Nicht nur Reisende sind betroffen
Aber nicht nur Reisende sind betroffen. Für Michael Klein, Mitgeschäftsführer einer kleinen IT-Firma an der Motzener Straße in Berlin-Marienfelde, geht es um mehr als 10.000 Euro. Man habe Air Berlin eine Palette mit Flachbildschirmen und iPad-Hüllen geliefert und nie Geld oder Informationen erhalten. „Das ärgert mich, da es ein Leichtes gewesen wäre, uns die Ware zurückzugeben. Dann wäre der Schaden begrenzt. Der Betrag ist schon eine Belastung für unsere kleine Firma“, sagt Klein. Diese beschäftigt nur zwölf Personen. Man habe nicht gedacht, dass die milliardenschwere Air Berlin „quasi über Nacht“ pleite gehen könne.

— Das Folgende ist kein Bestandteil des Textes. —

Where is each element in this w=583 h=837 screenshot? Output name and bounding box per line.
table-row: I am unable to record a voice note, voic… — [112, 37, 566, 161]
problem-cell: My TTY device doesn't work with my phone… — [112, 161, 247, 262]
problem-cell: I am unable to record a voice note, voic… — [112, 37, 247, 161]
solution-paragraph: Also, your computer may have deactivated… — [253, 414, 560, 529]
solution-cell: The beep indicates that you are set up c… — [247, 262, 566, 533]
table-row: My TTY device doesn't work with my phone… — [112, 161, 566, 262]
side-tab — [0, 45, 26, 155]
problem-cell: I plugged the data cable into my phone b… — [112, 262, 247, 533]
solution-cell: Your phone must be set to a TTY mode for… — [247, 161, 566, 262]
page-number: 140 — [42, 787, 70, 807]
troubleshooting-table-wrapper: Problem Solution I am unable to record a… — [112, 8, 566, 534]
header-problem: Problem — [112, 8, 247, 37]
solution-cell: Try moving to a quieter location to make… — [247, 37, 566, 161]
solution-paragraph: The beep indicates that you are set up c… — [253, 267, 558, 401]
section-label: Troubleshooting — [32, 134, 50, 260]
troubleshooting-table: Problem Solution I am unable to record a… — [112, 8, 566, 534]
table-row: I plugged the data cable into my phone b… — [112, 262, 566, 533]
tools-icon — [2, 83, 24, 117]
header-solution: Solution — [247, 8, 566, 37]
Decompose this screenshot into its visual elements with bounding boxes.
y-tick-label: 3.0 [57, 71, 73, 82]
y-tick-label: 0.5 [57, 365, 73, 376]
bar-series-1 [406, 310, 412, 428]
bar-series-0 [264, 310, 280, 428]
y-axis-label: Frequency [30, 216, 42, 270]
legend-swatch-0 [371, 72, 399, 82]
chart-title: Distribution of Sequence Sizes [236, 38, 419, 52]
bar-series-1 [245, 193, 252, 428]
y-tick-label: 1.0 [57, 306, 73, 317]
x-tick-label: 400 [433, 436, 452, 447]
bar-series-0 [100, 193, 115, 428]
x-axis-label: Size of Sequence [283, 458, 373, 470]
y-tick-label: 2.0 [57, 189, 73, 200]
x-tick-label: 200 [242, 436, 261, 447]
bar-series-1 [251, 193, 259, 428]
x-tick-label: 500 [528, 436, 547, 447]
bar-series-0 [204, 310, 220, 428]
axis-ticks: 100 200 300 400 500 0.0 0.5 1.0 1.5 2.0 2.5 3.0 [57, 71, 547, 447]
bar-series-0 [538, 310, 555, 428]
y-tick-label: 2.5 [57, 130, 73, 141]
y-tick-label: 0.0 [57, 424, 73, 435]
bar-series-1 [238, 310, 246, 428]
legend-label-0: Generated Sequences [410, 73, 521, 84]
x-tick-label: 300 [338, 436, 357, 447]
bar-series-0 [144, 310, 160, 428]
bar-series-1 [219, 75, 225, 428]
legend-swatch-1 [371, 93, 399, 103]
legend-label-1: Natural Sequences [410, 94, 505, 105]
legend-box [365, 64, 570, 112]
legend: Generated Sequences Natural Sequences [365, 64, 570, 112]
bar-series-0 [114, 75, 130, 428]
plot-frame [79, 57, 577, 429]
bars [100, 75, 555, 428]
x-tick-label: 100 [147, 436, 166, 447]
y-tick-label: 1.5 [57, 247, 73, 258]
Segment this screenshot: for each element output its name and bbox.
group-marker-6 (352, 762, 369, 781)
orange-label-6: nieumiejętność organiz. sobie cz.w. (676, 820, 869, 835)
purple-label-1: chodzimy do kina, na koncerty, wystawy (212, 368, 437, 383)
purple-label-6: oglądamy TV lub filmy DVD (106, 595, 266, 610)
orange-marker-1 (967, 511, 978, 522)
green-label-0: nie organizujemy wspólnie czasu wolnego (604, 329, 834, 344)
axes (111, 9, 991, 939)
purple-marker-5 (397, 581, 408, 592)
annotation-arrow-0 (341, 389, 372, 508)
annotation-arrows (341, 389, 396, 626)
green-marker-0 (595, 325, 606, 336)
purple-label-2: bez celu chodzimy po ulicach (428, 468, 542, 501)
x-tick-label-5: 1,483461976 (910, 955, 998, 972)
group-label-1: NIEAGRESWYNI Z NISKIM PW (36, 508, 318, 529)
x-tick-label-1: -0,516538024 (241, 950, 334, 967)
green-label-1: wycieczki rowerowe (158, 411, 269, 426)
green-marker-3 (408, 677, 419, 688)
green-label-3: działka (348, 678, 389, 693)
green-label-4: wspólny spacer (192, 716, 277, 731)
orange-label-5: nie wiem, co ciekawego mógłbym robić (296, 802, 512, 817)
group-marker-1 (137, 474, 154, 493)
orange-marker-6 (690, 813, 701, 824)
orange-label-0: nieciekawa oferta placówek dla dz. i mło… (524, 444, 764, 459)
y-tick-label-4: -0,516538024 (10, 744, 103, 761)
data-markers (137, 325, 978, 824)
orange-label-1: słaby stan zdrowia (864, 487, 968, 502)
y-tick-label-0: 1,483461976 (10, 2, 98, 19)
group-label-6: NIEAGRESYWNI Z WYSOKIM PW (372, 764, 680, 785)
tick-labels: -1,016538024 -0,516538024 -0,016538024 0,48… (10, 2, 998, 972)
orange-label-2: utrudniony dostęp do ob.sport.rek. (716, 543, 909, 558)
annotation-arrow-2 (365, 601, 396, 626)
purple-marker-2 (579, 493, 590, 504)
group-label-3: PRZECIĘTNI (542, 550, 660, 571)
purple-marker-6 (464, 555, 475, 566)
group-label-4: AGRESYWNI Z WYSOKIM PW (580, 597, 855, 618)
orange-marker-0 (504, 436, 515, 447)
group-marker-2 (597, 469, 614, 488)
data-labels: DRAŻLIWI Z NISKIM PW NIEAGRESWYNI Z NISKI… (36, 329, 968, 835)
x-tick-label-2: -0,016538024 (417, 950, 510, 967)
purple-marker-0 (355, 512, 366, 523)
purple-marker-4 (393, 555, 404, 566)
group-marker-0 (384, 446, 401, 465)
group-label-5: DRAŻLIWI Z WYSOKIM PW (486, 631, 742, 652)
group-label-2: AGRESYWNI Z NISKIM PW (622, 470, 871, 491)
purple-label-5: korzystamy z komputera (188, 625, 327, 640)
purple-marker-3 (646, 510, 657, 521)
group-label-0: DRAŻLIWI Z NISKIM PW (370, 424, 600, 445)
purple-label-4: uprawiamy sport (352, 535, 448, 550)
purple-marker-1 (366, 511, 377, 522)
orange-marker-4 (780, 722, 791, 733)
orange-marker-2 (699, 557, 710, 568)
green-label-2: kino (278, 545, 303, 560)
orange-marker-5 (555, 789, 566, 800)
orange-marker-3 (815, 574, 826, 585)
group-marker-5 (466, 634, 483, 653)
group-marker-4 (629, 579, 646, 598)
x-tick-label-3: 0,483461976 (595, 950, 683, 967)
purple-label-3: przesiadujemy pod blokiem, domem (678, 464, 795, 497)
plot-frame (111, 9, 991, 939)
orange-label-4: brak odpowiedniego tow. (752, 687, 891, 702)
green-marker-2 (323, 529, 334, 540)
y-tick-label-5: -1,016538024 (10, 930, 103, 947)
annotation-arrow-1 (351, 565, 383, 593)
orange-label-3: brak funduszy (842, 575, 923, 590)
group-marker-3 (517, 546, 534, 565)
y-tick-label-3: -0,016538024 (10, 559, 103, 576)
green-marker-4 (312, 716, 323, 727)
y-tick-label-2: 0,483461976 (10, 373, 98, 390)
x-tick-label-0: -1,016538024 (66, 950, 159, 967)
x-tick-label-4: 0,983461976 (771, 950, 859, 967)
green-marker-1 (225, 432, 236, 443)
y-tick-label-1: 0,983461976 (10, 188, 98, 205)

Niki Lauda macht Mitarbeitern Mut
Doch genau das ist geschehen, nicht nur bei der Mutter, sondern auch bei der österreichischen Tochter Niki. Nach einigem Hin und Her steht jetzt fest, dass der einstige Firmengründer Niki Lauda die Airline übernimmt. Der Ex-Rennfahrer will Niki unter dem Namen Laudamotion mit 15 Maschinen auf dem Markt der Ferienflieger etablieren, der Start ist für Ende März angepeilt. Lauda stellte sich am Mittwoch auf einer Mitarbeiterveranstaltung am Flughafen Wien-Schwechat den Beschäftigten. Alle 1000 Mitarbeiter sollen eine Perspektive erhalten, versprach er. Eine Leiharbeitskonstruktion wie zu Zeiten, als Lauda schon mal Chef der Airline war, schloss er aus. Stattdessen soll es reguläre Anstellungsverträge geben.
Der Weg ist frei - auch rechtlich
Die juristischen Hürden des Deals scheinen genommen zu sein. Flöther, der in Deutschland auch die Niki-Insolvenz betreut, stellte am Amtsgericht Berlin-Charlottenburg einen Antrag auf Eröffnung eines Sekundärinsolvenzverfahrens und zog zugleich seine Beschwerde vor dem Bundesgerichtshof zurück, mit der er die Verlagerung des Hauptinsolvenzverfahrens von Deutschland nach Österreich verhindern wollte. Flöther hatte Niki an die British Airways-Mutter IAG verkaufen wollen, die österreichischen Gläubiger hatten sich aber für Lauda entschieden.
Für alles muss man bezahlen
An diesem Mittwochmorgen ist Flöther aber in Berlin – bei den Air-Berlin-Gläubigern wie Schmieder und Klein im überdimensionierten Saal des Estrel. Zum Glück habe man nicht das Olympiastadion gebucht, sagt die Sprecherin des Amtsgerichts Charlottenburg. Verpflegung zahlen Gericht und Insolvenzverwalter übrigens nicht, die Kosten der Veranstaltung werden aus der Insolvenzmasse beglichen. Im Saal „Europa“ steht daher nur ein Tisch, an dem Gläubiger Kaffee und Brezeln bekommen konnten – gegen Bargeld und Sofortkasse, versteht sich. Einen Saal weiter, bei einer Veranstaltung der Ergo-Versicherung, gibt es dagegen ein reichhaltiges Buffet.